Aujourd’hui, ma grand-mère est morte. J’ai reçu un coup de fil de mon père : « Mémère est partie. Je ne sais pas quand est l’enterrement« . C’est tout.

« Quelqu’un de ta famille est mort et tu ne pleures pas« , s’est offusqué M. 6 ans. Une maman qui se demande comment caser un enterrement dans son emploi du temps, voilà l’absurde dans les yeux d’un petit garçon.

Et pourtant je pleure, sans larmes, sur ces rendez-vous loupés avec ma grand-mère, sur les petites phrases qui font mal et qui nous rendent fragiles pour la vie  entière, sur sa résignation à accepter une vie sans bonheurs alors qu’ils étaient là et qu’ils suffisaient de les attraper, sur cette époque où les petites filles allaient faire la bonne chez les bourgeois à 14 ans, où l’on pouvait se cacher des années pour fuir le STO en Allemagne, où l’on perdait des nouveaux nés bien plus couramment qu’aujourd’hui, avec la même douleur, enfouie à jamais, sur cette vie sacrifiée aux valeurs d’un autre temps.

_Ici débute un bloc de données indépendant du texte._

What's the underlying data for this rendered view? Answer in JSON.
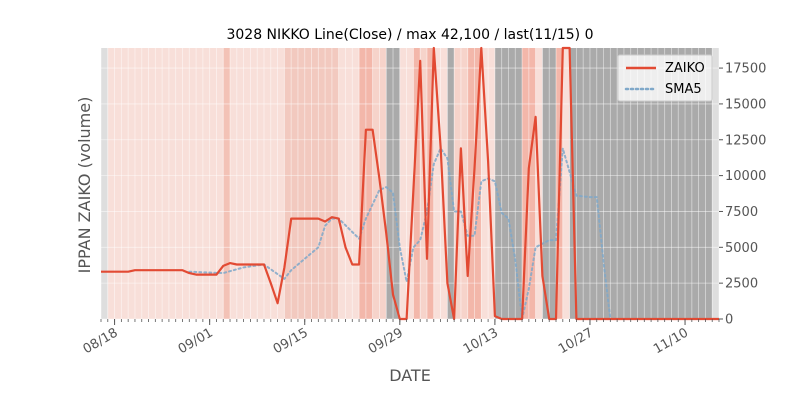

Je n’avais pas vu ma grand-mère depuis des années. Mes enfants ne savent même pas qui elle est. Elle ne savait plus d’ailleurs qui nous étions paraît-il.

A quoi bon vivre si longtemps si c’est pour vivre à moitié ? Autant en tirer une leçon de vie, embrasser mes enfants et les emmener voir leurs grands-mères qu’ils aiment tellement.